Siempre he pensado que si no hay agresividad, no hay texto literario. Esta agresividad, además, es inseparable del humor. Nada hace tanto daño al poder como el humor, como decía Hanna Arendt, pues este no solo es una amenaza a la autoridad, sino un modo de liberación, de ruptura con lo homogéneo.
Quizás sí que todo ello sean elementos apocalípticos, en el sentido de derrocar una idea de literatura con la que no comulgo para establecer otros modelos más libres o emancipadores. Es decir, lo que hace que una obra sea considerada literaria o no, tal como es definida por los críticos o libros de texto, depende mucho de la institución literaria que lo determina. Para mí, tanto Edipo Rey como un manual de agricultura entrarían dentro de lo que es susceptible de ser literatura y con eso juego, pero que un texto funcione o no como literatura depende de las convenciones sociales del momento. Aunque con el apocalipsis que estamos viviendo este año, mejor pasamos a otra pregunta, si te parece.
Sí, casi mejor. Otro tema barroco que está muy presente a lo largo de La Musa Fingida es la transformación: el hámster mutante, el calvo que se convierte en King Kong o les abyecciones corporales y físicos desmembrados. Me gustaría que hablaras de este asunto, y también de si tus referentes para elaborar las metamorfosis son más literarios o más visuales.
En la narrativa realista del XIX, desde Jane Austen hasta Dostoievski, el personaje estaba en el centro de la escena, con sus dramas y contradicciones psicológicas. En el siglo XX, desde Proust y Kafka, se pone en crisis la identificación entre personaje y persona. De aquí que en La Musa Fingida el autor compone y descompone un muestrario de criaturas en constante metamorfosis que representan una burla del personaje dentro del texto.
Estas ciertamente tienen un correlato con las Metamorfosis de Ovidio donde, por cierto, también resuena el tema de la venganza, y donde hombres y deidades acaban siendo transformados en animales y plantas. En el caso de La Musa Fingida se transforman en figuras de la cultura pop como la del vampiro, la de King y Queen Kong, el zombie, el monstruo mutante o la femme fatale que busca venganza.

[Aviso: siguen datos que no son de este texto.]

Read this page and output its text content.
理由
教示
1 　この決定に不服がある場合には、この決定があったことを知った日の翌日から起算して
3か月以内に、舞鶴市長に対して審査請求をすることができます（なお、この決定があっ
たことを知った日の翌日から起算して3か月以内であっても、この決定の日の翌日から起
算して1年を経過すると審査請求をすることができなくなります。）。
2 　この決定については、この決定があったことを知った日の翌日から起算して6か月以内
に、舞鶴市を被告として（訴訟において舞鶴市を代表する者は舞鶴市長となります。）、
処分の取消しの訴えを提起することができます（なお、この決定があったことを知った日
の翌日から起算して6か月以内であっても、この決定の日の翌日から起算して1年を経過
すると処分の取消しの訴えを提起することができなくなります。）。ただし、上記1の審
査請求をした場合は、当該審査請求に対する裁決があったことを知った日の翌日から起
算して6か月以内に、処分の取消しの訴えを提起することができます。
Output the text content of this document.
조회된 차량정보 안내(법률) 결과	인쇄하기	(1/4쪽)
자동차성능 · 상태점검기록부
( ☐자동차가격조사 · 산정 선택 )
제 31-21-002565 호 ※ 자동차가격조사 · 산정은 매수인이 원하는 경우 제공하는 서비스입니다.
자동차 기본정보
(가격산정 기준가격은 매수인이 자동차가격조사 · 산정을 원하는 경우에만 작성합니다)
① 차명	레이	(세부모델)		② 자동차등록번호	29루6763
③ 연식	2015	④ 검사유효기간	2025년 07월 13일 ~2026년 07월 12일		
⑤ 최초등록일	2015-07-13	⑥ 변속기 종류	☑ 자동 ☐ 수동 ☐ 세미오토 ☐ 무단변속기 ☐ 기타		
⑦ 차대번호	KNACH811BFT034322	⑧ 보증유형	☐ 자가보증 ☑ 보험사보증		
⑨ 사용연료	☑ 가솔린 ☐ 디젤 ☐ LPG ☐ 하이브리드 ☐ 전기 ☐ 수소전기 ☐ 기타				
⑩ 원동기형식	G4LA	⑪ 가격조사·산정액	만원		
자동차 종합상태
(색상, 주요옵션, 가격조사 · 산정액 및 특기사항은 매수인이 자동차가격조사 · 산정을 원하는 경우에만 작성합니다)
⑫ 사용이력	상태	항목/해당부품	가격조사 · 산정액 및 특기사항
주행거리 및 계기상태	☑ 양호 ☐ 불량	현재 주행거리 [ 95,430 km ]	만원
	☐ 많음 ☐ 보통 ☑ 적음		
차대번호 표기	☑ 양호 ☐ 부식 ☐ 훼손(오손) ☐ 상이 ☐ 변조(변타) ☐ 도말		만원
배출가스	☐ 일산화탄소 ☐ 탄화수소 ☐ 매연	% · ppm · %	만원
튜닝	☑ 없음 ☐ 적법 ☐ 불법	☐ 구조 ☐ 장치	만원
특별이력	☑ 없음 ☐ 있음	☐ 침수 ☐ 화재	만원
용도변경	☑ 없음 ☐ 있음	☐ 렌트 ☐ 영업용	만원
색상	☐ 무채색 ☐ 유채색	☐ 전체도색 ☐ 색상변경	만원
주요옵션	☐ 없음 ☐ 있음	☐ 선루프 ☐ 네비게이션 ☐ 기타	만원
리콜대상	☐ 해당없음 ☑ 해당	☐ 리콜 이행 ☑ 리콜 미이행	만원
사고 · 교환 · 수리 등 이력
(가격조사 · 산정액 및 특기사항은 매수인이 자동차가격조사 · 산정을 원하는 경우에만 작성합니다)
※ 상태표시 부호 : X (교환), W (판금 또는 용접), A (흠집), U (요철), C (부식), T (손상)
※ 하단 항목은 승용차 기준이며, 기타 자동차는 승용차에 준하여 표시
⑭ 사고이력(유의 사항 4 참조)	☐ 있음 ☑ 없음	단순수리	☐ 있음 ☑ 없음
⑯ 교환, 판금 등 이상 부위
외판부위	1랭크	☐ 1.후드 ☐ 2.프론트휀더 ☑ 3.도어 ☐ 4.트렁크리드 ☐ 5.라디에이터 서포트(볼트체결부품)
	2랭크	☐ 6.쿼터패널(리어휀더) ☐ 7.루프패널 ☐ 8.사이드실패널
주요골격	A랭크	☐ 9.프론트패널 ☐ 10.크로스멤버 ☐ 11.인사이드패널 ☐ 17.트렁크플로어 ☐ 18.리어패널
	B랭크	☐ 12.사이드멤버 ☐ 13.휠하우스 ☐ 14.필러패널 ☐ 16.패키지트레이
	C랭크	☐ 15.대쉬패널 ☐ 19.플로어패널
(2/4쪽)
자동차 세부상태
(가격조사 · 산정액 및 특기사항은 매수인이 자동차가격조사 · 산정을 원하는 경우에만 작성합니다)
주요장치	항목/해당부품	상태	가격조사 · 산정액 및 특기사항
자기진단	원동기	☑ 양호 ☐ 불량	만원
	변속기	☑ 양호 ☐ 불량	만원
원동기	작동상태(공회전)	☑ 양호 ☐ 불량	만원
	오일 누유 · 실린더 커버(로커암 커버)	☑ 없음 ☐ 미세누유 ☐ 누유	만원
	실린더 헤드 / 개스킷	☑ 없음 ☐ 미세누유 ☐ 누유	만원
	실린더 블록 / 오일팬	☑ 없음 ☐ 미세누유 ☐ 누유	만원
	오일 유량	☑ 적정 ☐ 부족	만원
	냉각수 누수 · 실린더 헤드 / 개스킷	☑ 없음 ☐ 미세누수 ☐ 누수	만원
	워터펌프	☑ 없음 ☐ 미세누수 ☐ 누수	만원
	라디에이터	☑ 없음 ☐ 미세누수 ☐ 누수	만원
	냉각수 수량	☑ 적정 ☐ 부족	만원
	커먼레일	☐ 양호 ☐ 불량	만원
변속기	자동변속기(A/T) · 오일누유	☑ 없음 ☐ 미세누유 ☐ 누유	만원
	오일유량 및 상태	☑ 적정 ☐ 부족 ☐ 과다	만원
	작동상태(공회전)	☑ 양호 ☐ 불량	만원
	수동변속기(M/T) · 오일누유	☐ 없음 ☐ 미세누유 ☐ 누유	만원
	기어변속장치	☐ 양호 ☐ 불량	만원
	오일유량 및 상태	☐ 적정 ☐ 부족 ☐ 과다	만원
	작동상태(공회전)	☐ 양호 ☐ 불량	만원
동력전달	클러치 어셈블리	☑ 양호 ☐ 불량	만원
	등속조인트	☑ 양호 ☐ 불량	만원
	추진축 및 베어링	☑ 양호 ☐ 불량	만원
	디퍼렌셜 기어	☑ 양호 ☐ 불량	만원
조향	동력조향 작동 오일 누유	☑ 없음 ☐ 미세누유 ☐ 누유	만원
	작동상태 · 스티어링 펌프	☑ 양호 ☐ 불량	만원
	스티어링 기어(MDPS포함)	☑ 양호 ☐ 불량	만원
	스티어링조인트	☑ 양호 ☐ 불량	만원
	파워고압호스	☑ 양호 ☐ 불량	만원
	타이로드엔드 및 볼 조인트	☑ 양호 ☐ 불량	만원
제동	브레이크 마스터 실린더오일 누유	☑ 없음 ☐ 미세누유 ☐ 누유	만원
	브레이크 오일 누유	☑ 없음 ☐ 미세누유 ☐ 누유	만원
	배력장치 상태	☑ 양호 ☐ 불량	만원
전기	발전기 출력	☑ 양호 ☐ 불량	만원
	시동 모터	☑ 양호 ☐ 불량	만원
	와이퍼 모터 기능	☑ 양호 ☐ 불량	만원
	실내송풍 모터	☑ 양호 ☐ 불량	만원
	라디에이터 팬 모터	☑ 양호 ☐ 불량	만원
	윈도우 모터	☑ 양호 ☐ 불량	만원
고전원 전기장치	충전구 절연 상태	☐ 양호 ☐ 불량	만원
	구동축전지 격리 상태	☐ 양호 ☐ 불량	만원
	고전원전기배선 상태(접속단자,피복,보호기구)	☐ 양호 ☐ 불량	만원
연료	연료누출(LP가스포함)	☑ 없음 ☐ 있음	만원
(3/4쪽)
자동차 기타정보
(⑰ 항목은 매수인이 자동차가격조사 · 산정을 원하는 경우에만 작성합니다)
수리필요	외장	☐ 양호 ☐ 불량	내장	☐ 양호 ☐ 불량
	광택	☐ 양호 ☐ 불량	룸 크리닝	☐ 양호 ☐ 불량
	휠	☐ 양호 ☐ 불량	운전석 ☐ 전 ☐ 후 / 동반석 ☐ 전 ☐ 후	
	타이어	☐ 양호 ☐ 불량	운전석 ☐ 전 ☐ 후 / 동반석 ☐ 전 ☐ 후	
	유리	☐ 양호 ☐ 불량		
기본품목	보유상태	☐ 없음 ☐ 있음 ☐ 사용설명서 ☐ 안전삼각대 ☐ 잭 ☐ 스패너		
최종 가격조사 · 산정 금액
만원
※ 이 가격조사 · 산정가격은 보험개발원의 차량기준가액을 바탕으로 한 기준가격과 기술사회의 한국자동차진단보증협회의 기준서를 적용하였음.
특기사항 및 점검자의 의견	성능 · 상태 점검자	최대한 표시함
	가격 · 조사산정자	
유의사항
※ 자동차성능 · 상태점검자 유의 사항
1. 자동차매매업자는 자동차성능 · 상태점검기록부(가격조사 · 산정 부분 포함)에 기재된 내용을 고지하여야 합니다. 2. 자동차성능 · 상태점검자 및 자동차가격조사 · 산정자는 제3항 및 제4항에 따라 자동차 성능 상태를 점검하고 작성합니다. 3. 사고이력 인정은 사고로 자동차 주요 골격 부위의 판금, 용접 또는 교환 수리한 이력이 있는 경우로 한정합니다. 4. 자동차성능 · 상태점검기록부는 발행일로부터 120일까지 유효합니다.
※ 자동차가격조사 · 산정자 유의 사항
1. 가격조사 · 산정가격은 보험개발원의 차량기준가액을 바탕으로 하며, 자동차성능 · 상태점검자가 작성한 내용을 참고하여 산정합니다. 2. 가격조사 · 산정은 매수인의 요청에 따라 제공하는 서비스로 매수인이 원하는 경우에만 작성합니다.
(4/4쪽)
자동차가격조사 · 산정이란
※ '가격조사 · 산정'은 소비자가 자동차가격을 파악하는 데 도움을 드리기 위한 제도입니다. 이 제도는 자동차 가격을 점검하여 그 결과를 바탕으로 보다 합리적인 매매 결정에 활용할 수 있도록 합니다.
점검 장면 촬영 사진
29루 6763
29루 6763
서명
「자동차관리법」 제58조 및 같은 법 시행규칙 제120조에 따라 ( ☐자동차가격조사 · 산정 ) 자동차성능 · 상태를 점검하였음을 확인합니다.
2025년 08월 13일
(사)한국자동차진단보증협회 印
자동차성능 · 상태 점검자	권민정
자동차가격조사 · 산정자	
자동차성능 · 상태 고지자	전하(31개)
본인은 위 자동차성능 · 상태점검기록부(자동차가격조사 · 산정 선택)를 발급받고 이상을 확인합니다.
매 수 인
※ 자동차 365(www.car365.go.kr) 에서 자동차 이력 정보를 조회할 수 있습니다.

De hecho, muchos de estos poemas del corpus griego y romano, como el de Ovidio, empezaban invocando a la Musa. En mi libro invierto esta invocación y es la propia musa la que toma el control de la narración, dejando al “autor” como un idiota a quien hay que castigar por su ineptitud narrativa. De la misma manera que considero la novela como una herramienta de crítica de la sociedad, también tengo que poder criticar la misma herramienta (la novela) y al que la produce (el/la autor/a) y su sistema (el literario). De no ser así caería de nuevo en el mismo error que los críticos de la cultura, incapaces de cualquier autocrítica.
En este sentido, considero la literatura la más alta forma de educación, ya que su saber es un saber transversal y ambiguo, pero libre de los dogmas y la moral impuesta desde los centros institucionales educativos.
Otra de las cartas que juegas es el creacionismo verbal. El personaje Jaime Joyce habla una combinación de idiomas que me recuerda tanto a las escenas sexuales del autor irlandés como al puerto rican. ¿Crees que la innovación o la “vanguardia” del lenguaje se encuentra en la calle, en las hablas no normativas?
Con cada novela busco nuevas maneras de expresión literaria, de manera que cada obra tenga su propio lenguaje para crear un mundo determinado según el argumento. No creo que sea tanto una transposición del slang de la calle como una construcción ficticia. En Aventures i desventures de Joan Orpí mezclaba catalán y castellano del siglo XVII y de ahora, pero también sefardita, árabe, o los diferentes registros lingüísticos de piratas, bucaneros o pechelingues, y también palabras inventadas en una especie de postcolonialismo literario.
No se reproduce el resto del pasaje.